Questions about Dataset.map()

I encountered a problem when I used ‘map()’ for data preprocessing, my preprocessing function returned a 4d numpy.ndarray, but when I used the ‘map()’ function, I printed ‘dataset.features’, and found that the features in the column ‘image’ were not a 4d numpy.ndarray but a nested Sequence, and if I promised that a certain sample’s shape, there will be an error: List has no attribute shape
Here is the snap of my code and output of dataset.features

dataset.features

{‘flair_path’: Value(dtype=‘string’, id=None), ‘t1ce_path’: Value(dtype=‘string’, id=None), ‘seg_path’: Value(dtype=‘string’, id=None), ‘label’: Value(dtype=‘int64’, id=None), ‘image’: Sequence(feature=Sequence(feature=Sequence(feature=Sequence(feature=Value(dtype=‘float32’, id=None), length=-1, id=None), length=-1, id=None), length=-1, id=None), length=-1, id=None)}

Maybe you can use the Array4D feature type instead ?

1 Like

I followed your advice, I artificially defined the type of ‘image’ to be Array4D, and when I print the features of dataset, the features of image is indeed Array4D, but the problem is that when I try to print the dataset[0][‘image’].shape, it still throws the same error,: List has no attribute ‘shape’
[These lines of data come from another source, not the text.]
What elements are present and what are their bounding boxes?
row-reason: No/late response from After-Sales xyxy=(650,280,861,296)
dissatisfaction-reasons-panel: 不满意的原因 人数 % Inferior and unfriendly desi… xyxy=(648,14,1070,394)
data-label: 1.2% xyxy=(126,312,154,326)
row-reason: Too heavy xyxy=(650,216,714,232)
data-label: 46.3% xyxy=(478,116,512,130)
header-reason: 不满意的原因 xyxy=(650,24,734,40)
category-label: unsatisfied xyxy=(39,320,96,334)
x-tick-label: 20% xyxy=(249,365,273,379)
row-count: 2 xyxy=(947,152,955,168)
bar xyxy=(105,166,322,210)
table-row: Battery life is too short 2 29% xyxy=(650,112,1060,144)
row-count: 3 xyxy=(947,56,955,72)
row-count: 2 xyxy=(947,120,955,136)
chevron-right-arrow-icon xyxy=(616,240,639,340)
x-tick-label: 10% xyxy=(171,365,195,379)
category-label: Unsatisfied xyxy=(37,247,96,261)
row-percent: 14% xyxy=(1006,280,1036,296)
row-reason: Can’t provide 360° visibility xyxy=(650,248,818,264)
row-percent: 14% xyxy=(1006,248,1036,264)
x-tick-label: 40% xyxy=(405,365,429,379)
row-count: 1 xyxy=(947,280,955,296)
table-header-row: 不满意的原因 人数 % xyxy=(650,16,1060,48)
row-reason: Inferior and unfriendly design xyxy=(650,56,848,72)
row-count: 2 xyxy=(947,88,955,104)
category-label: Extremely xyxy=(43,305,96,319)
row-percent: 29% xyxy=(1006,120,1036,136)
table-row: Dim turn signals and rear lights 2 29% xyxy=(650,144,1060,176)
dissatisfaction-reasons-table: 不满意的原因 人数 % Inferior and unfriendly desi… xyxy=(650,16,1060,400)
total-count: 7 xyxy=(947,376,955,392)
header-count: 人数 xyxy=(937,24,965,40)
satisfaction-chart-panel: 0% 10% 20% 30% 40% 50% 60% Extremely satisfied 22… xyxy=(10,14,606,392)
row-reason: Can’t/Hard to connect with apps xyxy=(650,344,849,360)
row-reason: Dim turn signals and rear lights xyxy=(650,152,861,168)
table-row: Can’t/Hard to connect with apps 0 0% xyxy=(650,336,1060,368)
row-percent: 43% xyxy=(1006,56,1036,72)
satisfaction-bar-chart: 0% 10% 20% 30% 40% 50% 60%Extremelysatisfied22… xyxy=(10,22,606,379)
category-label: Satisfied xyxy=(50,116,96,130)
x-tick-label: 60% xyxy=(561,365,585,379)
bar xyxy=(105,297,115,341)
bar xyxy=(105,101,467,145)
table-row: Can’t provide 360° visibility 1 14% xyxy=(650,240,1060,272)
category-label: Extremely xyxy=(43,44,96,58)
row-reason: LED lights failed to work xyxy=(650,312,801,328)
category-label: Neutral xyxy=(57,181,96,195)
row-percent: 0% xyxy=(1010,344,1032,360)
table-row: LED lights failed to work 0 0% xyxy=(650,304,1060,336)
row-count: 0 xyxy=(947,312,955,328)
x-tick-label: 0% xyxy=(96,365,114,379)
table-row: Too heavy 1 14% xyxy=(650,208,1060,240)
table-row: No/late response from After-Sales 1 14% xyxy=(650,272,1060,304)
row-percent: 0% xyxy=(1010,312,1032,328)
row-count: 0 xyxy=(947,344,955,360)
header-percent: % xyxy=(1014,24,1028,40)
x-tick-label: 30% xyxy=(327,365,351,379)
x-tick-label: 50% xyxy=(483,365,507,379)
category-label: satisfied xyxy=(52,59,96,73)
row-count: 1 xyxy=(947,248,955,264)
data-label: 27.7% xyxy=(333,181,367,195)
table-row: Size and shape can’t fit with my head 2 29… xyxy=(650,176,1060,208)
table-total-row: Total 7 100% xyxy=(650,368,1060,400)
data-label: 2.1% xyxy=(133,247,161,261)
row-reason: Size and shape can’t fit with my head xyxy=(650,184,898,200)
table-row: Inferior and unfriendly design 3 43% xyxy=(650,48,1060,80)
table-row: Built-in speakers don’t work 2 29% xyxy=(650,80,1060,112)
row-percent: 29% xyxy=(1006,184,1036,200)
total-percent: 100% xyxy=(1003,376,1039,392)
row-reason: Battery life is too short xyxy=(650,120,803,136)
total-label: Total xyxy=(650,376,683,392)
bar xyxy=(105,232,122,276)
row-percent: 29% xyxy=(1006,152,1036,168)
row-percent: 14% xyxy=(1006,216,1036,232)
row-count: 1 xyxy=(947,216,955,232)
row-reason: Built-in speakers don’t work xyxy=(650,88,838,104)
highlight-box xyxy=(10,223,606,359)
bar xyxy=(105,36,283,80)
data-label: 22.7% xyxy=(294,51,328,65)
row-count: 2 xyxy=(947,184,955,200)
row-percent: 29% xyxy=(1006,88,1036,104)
Can you share the stack trace ?

Sure.

Exception has occurred: AttributeError
‘list’ object has no attribute ‘shape’
File “/root/autodl-tmp/dataset/dataset.py”, line 90, in
print(dataset[0][‘image’].shape)
AttributeError: ‘list’ object has no attribute ‘shape’

Another interesting point is that when I add the following lines of code:

The output looks like this:

<class 'list'>
Image saved to /root/autodl-tmp/dataset/first_image.npy
Loaded image shape: (16, 160, 160, 2)

I see ! You’re getting pythons lists which is the default behavior, while you want to get numpy arrays

To get numpy arrays you can change the dataset format to “numpy”:

dataset = dataset.with_format("numpy")

now all the examples will be returned as numpy arrays :slight_smile:

That works. Thank you so much for your patience!